A revolta de muitos militantes parece e é a apoteose da superficialidade. Mas eles não inventaram esse conceito de branquitude nem de que diversidade se mede em qualquer foto de qualquer contexto. Faz anos que o PT vem estimulando o identitarismo, que é a antipolítica. Uma hora, ela se volta contra todos da política, inclusive quem se julgava blindado na esquerda.

Essas postagens são de 2017, quando já tinha gente começando a reclamar de racismo dentro do PT. O conceito de racismo não é propriamente racismo, é não ter determinada taxa de pessoas negras nos cargos de direção. O PT, naquela época, dizia que as pessoas precisavam atuar no partido para chegar aos cargos de direção.

Desde o impeachment de Dilma Rousseff, em 2017, o PT abriu cada vez mais espaço para a militância identitarista. Isso não quer dizer abrir espaço para diversidade política, mas exatamente o oposto. Aquele que pertence à elite urbana, age de maneira radical e divisionista mas se diz um revolucionário contra a opressão ganha no PT o status de defensor da diversidade. Um exemplo é esta fala de Marcia Tiburi, que incrivelmente foi candidata do Partido dos Trabalhadores ao governo do Rio de Janeiro. (Reparem na expressão de Tarcisio Motta, à esquerda).
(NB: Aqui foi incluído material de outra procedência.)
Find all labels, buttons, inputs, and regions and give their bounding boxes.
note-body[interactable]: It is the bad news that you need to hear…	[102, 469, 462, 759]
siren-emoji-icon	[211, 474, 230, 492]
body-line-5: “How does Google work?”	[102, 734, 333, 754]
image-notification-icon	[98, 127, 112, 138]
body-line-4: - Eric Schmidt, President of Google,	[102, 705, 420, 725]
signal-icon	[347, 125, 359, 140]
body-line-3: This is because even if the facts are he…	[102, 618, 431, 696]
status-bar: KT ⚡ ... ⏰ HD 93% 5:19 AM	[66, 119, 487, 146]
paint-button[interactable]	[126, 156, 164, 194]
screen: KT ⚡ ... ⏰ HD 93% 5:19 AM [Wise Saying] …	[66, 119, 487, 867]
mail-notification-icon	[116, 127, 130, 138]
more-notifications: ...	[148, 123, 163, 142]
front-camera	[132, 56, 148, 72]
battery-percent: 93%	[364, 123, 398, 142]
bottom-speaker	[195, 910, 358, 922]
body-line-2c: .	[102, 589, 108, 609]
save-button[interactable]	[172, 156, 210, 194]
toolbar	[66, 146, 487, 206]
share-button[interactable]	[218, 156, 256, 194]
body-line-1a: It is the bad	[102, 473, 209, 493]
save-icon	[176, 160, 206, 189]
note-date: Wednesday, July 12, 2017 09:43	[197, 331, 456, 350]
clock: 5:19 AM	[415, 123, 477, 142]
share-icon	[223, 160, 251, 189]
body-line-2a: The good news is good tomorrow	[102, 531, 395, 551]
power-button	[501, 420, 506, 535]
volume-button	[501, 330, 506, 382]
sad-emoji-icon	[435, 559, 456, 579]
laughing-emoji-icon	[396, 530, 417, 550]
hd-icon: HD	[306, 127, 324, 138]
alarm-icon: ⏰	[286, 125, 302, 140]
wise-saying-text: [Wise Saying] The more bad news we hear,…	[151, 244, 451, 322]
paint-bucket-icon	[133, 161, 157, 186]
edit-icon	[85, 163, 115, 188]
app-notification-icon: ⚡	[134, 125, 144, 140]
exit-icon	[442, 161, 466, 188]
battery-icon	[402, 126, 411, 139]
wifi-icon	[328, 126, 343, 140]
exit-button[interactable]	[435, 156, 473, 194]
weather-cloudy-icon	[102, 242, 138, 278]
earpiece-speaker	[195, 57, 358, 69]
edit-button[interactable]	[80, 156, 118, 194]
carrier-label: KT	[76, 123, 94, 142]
Apostar em lideranças que vêem a política apenas como forma de provar sua superioridade moral perante os demais tem seu preço. Elas exercem suas atividades xingando os outros nas redes e tocando a própria vida, não compreendem um projeto de partido. É evidente que essas lideranças, divisionistas e intolerantes por excelência, não vão galgar a cargos executivos dentro de um partido político e a "branquitude" na foto vai continuar.

O mais curioso do petismo, no entanto, é a característica de fidelidade quase religiosa à figura de Lula. Se, no passado, houve militante que saiu do partido perseguindo as próprias convicções de mundo, hoje tem gente que se julga militante gritando muito nas redes. Vai saber quantos anos mais vamos aguentar desse pessoal reclamando da branquitude do PT, votando no Lula e continuando ineficiente para mudar o que pretende até mesmo dentro do próprio partido.